Well, lookie what we have here! Another horror movie that successfully combines scares, tension, and humor. While initially it seemed odd to have another horror-comedy in the zombie sub-genre after the wildly successful Shaun of the Dead, Zombieland is extremely well done to stand alongside its cinematic sibling without infringing on it.
Prior to meeting our main characters, the film starts with a nice montage of random zombie attacks that show the time between the initial outbreak from a mad-cow laced cheeseburger to the present events of the film set to Metallica. We are then introduced to Columbus (or the name we know him as) who introduces us to the rules that kept him alive a few months after the zombie onslaught. Columbus is very neurotic and paranoid and while these traits ultimately helped him survive, he would be dead first in most zombie movies.
Tallahassee is a bit of a rough-neck with a burning desire for Twinkies but little else driving him other than the his disdain for the undead and his enjoyment of eliminating them as personally as possible. Wichita and Little Rock round out the cast as two sisters with the ability to make stupid men do stupid things. The story largely centers around their trip from middle America to the west coast to attend an amusement park and little else other than the banter between the characters and dealing with a post-apocalyptic world.
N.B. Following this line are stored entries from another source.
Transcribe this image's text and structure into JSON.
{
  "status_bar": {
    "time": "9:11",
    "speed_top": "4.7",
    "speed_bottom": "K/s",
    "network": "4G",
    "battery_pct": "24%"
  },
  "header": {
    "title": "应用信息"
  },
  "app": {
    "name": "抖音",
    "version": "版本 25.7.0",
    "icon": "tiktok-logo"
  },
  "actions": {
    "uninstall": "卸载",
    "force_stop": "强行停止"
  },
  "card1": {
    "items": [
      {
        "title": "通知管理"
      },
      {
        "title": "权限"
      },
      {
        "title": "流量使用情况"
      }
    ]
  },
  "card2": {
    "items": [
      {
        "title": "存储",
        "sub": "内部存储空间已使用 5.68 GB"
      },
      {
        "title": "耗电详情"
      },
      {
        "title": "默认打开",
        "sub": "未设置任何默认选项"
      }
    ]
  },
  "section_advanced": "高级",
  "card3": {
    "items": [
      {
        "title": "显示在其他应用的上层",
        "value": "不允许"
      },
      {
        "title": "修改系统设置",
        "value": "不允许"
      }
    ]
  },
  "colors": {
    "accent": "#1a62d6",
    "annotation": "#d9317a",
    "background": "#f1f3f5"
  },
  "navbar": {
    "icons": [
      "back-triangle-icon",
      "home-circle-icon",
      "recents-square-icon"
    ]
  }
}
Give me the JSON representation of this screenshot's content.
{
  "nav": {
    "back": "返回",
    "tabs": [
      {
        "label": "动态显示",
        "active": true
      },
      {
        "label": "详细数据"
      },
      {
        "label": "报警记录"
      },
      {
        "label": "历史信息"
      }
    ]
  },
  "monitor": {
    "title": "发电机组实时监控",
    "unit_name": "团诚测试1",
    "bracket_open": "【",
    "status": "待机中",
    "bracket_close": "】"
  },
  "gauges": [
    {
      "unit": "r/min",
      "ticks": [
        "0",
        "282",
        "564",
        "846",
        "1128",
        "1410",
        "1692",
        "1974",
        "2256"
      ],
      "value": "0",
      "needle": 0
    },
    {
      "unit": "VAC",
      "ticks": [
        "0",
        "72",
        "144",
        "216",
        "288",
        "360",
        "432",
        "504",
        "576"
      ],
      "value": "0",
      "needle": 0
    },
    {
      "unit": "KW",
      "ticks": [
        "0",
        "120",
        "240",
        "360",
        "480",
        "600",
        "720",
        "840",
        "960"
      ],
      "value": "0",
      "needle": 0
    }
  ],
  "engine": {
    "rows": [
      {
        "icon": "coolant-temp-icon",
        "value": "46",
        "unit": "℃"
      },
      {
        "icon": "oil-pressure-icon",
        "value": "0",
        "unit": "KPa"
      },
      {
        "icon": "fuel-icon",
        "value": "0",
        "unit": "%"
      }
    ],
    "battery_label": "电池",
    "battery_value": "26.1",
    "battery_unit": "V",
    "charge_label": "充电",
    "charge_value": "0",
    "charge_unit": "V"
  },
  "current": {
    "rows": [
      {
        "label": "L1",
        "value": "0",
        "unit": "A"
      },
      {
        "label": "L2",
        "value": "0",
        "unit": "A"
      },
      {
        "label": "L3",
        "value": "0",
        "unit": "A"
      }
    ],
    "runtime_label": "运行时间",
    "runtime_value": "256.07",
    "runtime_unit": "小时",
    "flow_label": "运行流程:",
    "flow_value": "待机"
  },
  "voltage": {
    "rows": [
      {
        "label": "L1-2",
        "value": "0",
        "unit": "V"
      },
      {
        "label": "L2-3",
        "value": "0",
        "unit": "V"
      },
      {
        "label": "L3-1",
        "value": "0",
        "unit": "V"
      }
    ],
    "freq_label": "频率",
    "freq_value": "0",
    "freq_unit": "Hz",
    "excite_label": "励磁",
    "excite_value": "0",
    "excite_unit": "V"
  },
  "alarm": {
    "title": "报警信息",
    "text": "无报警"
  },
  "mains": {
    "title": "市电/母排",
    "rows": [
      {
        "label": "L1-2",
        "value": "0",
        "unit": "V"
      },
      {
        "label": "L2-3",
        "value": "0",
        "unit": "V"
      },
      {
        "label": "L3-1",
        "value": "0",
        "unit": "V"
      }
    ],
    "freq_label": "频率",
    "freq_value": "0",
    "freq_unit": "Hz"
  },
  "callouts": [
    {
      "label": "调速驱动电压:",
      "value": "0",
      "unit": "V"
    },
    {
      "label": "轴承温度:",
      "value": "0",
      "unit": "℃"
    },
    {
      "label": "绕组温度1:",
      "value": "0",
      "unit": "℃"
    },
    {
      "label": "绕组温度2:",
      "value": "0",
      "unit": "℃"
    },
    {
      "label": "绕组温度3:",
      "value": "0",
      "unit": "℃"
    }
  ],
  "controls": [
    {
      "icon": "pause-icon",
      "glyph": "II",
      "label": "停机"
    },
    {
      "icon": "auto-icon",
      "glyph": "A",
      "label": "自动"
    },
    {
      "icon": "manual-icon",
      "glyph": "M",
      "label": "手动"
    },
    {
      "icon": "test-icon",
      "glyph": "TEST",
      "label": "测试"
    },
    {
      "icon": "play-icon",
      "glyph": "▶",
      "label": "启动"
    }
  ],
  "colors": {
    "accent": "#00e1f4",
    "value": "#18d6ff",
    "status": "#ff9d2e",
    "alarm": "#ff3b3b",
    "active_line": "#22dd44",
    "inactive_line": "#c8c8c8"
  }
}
What sets the film apart is the great sense of humor. Unlike Shaun, this is not really a send-up of the zombie movie genre, merely a movie about zombies which happens to be funny. Columbus attributes his survival to a set of rules which do poke fun at some of the stupid things you would expect to see in a zombie film but have not yet. At least, I can’t think of another zombie movie with an attack in a bathroom stall (but then there are about ten thousand zombie movies I haven’t seen). Really it seems more of a standard survival-in-a-world-gone-awry movie as it could have worked without the zombies with a bit of retooling. But when the undead are onscreen, it is a good time between the abundance of blood and gore and Tallahassee’s aforementioned hatred for them.
Most issues you might have with the factual content of the film (can electricity really last for months without human intervention?; where are all of the 300 million zombies?) are easily ignored when watching the brilliance onscreen. While it may fail at scares, Zombieland is great for zombies and great for humorous characters in a humorless situation.